Мой роман, или Разнообразие английской жизни - Эдвард Бульвер-Литтон
Шрифт:
Интервал:
Закладка:
– Я не совсем понимаю тебя, Альфонсо. Конечно, твоя жизнь застрахована на приданое Виоланты; но….
– Pazzie – вздор! сказал Риккабокка с неудовольствием: – её приданое ровно ничего не значит для молодого человека с происхождением Рандаля и его видами на будущность. Я вовсе не думал об этом. Вот в чем дело выслушай меня: я никогда не решался извлекать какие нибудь выгоды из моей дружбы с лордом л'Эстренджем: мне было совестно; но эта совестливость не должна существовать, когда дело коснется моего зятя. Этот благородный друг имеет не только высокий титул, но и сильное влияние на сильных людей, влияние на людей государственных, влияние на патрона Рандаля, который, между нами будь сказано, по видимому, не хочет выдвинуть молодого человека так, как он мог бы: я вывожу это заключение из слов самого Рандаля.
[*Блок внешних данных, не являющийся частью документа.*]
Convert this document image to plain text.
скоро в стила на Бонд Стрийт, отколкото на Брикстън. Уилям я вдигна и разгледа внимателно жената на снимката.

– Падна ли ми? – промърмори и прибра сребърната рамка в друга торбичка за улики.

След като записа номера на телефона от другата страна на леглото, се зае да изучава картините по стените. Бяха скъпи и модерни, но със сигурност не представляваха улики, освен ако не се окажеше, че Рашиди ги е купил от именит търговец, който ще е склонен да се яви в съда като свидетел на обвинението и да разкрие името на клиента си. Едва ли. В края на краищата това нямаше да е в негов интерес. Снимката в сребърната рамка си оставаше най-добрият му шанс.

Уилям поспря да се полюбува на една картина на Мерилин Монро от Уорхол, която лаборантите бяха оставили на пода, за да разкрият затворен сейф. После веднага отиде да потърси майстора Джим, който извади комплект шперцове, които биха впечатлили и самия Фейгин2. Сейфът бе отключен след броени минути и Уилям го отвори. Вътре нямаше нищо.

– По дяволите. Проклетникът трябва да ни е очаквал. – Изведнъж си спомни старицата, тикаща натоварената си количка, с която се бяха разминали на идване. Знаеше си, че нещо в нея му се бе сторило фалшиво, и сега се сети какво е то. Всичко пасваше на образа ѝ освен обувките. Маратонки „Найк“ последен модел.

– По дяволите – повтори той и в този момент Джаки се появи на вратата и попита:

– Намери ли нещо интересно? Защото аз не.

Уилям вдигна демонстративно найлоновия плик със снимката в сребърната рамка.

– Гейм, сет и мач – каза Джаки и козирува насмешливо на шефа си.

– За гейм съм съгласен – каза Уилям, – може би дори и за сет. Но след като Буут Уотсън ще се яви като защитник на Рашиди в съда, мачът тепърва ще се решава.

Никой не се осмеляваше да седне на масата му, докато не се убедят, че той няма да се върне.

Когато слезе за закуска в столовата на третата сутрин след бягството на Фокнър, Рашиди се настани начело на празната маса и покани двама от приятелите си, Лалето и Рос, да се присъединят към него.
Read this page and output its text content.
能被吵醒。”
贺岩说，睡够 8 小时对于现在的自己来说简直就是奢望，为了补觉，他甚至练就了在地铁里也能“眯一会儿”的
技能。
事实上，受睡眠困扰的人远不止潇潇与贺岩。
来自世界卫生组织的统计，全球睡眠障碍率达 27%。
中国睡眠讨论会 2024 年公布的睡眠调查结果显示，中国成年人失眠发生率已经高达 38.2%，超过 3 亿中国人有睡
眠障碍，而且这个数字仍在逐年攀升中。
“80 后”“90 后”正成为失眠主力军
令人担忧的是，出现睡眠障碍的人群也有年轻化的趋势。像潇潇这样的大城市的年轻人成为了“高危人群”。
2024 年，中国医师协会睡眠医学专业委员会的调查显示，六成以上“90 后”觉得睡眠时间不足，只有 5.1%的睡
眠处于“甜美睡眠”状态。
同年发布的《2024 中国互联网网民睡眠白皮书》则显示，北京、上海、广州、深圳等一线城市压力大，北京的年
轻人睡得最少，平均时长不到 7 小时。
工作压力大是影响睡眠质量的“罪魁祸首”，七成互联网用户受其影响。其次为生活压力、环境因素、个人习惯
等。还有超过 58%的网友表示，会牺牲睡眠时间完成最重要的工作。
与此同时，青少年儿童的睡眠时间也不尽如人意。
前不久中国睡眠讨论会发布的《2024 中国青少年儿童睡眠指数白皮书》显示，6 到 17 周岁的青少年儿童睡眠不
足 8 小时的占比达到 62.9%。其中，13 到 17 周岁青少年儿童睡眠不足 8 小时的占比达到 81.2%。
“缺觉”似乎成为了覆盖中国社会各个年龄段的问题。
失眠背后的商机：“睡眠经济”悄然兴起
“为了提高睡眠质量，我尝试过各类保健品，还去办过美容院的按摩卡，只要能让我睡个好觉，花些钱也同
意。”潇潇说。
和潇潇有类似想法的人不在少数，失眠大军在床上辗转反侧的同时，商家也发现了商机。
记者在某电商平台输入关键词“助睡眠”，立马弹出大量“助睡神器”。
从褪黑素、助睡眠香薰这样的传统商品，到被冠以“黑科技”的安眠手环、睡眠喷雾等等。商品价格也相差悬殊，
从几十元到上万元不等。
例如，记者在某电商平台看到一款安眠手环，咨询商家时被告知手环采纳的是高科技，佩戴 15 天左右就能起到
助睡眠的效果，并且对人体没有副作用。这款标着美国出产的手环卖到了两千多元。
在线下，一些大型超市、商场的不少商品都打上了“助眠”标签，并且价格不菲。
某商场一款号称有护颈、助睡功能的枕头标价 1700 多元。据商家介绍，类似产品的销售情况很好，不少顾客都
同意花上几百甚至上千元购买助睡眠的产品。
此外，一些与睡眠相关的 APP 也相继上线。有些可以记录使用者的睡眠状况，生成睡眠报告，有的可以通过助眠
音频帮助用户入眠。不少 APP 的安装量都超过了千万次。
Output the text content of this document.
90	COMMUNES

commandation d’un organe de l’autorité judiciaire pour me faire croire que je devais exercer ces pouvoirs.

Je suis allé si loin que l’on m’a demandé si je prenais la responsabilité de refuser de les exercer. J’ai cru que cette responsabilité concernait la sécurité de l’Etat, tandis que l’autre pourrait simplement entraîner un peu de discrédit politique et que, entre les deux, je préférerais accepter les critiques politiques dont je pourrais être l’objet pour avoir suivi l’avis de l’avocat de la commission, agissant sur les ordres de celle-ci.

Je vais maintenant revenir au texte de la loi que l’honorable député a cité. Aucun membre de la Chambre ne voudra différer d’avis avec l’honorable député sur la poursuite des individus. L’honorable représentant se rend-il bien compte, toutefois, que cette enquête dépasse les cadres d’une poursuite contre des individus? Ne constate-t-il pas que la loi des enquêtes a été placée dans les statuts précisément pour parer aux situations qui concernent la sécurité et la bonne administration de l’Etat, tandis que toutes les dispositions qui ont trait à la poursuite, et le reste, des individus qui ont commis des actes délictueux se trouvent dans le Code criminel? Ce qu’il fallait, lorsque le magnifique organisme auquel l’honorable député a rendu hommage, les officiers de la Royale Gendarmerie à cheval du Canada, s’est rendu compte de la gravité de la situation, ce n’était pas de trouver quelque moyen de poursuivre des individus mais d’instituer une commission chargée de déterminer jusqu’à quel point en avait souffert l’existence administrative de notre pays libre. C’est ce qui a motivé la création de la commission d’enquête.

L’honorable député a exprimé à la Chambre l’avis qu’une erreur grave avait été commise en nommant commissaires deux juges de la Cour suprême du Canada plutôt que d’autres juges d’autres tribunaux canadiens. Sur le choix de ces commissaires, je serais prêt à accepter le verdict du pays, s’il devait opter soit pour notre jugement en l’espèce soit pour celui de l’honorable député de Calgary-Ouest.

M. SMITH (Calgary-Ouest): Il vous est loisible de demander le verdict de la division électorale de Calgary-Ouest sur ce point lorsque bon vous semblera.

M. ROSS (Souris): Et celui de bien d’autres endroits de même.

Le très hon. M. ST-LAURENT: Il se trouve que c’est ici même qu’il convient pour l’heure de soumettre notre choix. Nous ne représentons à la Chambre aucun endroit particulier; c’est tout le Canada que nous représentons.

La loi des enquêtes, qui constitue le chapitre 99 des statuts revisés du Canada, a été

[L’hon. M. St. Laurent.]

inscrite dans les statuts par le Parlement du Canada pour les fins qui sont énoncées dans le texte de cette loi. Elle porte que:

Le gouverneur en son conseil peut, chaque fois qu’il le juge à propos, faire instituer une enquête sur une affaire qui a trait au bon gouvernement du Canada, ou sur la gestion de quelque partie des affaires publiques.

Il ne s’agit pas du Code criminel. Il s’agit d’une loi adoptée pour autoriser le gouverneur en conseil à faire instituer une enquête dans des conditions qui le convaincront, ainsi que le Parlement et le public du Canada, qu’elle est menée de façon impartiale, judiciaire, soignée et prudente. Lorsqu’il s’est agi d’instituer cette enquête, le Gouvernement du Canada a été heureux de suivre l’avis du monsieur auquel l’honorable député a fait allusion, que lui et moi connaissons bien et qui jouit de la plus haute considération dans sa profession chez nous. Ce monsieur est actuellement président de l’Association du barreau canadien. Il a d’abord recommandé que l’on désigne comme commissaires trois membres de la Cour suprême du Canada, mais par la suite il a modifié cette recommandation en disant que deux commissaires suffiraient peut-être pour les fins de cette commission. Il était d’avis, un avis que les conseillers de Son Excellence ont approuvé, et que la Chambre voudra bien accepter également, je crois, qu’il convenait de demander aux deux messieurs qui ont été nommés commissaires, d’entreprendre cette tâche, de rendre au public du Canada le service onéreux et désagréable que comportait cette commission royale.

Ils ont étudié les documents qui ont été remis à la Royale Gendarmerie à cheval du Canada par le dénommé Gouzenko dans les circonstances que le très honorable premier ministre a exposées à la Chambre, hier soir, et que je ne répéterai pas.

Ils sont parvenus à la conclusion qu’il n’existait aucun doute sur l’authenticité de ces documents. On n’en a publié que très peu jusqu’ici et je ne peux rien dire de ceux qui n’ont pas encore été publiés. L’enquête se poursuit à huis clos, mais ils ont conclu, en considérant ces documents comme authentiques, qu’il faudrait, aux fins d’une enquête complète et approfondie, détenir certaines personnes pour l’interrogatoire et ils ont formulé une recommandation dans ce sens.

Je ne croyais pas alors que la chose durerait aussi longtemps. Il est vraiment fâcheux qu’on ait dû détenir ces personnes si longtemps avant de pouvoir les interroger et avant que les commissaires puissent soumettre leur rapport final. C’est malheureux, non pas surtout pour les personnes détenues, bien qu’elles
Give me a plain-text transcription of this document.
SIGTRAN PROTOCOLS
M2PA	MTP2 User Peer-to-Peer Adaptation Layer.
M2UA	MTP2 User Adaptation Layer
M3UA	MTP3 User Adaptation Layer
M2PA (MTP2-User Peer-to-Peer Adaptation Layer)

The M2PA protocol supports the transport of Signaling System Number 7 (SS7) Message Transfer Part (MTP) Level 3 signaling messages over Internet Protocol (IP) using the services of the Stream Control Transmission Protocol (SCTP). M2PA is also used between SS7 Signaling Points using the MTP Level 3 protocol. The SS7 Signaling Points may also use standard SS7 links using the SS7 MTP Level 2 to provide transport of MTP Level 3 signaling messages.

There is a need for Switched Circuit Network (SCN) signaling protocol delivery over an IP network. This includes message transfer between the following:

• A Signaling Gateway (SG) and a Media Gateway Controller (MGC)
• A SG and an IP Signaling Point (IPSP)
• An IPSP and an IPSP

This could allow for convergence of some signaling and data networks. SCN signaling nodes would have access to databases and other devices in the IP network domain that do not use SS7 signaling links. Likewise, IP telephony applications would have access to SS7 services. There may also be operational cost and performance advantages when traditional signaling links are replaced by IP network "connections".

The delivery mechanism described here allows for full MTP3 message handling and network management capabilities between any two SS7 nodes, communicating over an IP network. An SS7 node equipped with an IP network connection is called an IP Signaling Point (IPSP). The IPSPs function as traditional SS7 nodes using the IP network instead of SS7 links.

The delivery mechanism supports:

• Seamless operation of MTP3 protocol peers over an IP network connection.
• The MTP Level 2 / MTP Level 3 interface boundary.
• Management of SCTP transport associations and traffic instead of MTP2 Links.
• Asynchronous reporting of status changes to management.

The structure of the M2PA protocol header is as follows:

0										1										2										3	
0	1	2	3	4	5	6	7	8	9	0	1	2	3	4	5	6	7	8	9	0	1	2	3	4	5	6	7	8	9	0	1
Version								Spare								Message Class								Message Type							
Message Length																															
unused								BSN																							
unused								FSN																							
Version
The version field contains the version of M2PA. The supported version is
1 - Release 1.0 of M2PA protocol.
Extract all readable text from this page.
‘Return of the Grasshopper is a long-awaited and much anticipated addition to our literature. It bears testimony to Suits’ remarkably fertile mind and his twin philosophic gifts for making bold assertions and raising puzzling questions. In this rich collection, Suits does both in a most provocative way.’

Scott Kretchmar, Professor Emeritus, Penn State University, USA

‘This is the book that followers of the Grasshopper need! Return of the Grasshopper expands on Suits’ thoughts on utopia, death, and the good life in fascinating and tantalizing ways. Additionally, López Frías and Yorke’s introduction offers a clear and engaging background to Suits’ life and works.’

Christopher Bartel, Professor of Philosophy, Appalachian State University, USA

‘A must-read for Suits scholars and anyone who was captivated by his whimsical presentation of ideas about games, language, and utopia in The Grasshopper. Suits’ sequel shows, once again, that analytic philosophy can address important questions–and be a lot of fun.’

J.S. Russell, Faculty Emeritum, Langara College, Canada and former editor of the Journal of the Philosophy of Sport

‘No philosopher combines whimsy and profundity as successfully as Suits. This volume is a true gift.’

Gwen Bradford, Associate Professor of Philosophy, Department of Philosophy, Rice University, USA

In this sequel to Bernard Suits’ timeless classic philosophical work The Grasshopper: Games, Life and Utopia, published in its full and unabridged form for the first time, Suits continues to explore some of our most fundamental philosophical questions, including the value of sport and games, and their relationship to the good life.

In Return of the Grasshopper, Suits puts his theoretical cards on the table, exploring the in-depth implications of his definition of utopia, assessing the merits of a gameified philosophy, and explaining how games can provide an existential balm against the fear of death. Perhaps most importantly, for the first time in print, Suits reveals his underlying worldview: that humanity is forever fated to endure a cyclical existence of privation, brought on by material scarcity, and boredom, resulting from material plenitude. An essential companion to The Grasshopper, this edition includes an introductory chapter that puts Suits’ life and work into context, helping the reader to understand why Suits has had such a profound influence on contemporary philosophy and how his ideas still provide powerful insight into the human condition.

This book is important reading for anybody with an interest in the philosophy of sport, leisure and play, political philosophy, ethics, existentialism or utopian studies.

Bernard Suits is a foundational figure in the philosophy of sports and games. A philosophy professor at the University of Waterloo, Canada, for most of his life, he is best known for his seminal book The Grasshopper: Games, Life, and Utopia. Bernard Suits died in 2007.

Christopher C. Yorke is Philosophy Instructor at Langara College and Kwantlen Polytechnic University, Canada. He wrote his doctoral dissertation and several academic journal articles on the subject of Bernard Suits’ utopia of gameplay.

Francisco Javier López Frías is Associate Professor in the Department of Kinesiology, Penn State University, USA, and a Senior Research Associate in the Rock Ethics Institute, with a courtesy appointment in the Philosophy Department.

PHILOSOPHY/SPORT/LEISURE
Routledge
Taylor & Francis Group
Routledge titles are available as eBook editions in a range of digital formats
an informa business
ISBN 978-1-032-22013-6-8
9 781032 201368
Прежде решительного приступа к этому делу я напишу к л'Эстренджу и скажу ему просто: я никогда не просил вас вывести меня из бедности, но прошу вас спасти дочь мою от унижения её достоинства. Я не могу ей дать приданого. Может ли её муж быть обязанным моему другу, который предоставит ему благородную карьеру? может ли он открыть карьеру для его энергии и талантов? А это для человека с честолюбием более всякого приданого.
– Альфонсо! как тщетно стараешься ты скрыть свое высокое звание! вскричала Джемима с энтузиазмом: – когда страсти твои взволнуются, оно проглядывает во всех твоих словах!
По видимому, итальянцу нисколько не польстила эта похвала.
– Ну, так и есть, сказал он:– ты опять с своим званием.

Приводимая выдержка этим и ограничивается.